At this point we have demonstrated how we can abuse setuid binaries, now let's see what we can do on the node to know when this happens.

  1. We will use auditd rules to monitor when a process performs privilege escalation by changing from non-root uid to root uid. The audit rule we will use is the following one:

    NOTE: Below rule only targets 64bits syscall, if you want to get the 32bits ones as well you need to edit the rule:

    always,exit -F arch=b64 -S execve -C uid!=euid -F euid=0 -k setuid-abuse
  2. In order to get this rule to our worker nodes we will create the following MachineConfig:

    cat <<EOF | oc create -f -
    apiVersion: machineconfiguration.openshift.io/v1
    kind: MachineConfig
    metadata:
      labels:
        machineconfiguration.openshift.io/role: worker
      name: 99-auditd-setuid-rule
    spec:
      config:
        ignition:
          version: 3.1.0
        storage:
          files:
          - contents:
              source: data:text/plain;charset=utf-8;base64,LWEgYWx3YXlzLGV4aXQgLUYgYXJjaD1iNjQgLVMgZXhlY3ZlIC1DIHVpZCE9ZXVpZCAtRiBldWlkPTAgLWsgc2V0dWlkLWFidXNlCg==
            mode: 420
            overwrite: true
            path: /etc/audit/rules.d/setuid-abuse.rules
    EOF
  3. After our nodes restart we will have the audit rules in place, if we run the same operation in our application pod, we will get something like this in our audit log:

    NOTE: Below command should be run in the node (you can use oc debug node as we did before)
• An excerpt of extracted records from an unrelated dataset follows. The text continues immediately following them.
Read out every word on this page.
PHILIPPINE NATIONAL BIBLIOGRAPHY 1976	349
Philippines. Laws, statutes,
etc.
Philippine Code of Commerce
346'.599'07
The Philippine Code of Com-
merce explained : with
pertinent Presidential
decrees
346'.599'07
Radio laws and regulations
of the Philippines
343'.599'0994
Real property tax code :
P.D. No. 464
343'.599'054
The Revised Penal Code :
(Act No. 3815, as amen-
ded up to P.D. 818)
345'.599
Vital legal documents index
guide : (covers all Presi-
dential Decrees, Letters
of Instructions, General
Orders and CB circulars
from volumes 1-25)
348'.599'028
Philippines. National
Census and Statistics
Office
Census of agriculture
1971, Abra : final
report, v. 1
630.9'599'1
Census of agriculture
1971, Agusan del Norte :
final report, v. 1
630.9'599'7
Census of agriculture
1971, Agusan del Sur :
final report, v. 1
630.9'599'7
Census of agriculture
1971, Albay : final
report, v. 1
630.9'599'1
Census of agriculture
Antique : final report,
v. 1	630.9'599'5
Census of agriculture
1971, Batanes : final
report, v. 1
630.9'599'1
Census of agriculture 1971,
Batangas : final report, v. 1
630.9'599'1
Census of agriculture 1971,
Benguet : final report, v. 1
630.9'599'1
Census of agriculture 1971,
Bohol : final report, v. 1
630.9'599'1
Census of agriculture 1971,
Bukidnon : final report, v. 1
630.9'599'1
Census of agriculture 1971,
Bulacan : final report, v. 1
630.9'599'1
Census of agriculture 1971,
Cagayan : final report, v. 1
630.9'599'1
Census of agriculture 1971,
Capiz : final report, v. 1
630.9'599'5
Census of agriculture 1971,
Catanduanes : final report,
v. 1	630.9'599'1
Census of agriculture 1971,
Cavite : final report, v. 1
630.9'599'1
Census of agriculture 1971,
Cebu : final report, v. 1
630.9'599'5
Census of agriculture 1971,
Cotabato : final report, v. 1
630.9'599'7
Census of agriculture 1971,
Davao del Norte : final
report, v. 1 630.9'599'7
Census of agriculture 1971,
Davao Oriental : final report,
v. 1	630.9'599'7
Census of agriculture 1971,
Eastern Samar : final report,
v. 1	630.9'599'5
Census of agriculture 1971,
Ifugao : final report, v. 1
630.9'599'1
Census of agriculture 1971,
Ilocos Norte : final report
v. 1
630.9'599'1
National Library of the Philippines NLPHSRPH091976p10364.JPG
    grep setuid-abuse /var/log/audit/audit.log
    
    type=SYSCALL msg=audit(1637601395.568:124): arch=c000003e syscall=59 success=yes exit=0 a0=4006b0 a1=7ffee2255690 a2=7ffee2255818 a3=1 items=2 ppid=25611 pid=28357 auid=4294967295 uid=1000680000 gid=0 euid=0 suid=0 fsuid=0 egid=0 sgid=0 fsgid=0 tty=pts0 ses=4294967295 comm="bash" exe="/usr/bin/bash" subj=system_u:system_r:container_t:s0:c15,c26 key="setuid-abuse"ARCH=x86_64 SYSCALL=execve AUID="unset" UID="unknown(1000680000)" GID="root" EUID="root" SUID="root" FSUID="root" EGID="root" SGID="root" FSGID="root"
  4. In the audit log we have different information that we can use to identify the container running the privilege escalation.

  5. We could send this audit log to a SIEM system and create alerts based on this audit rules.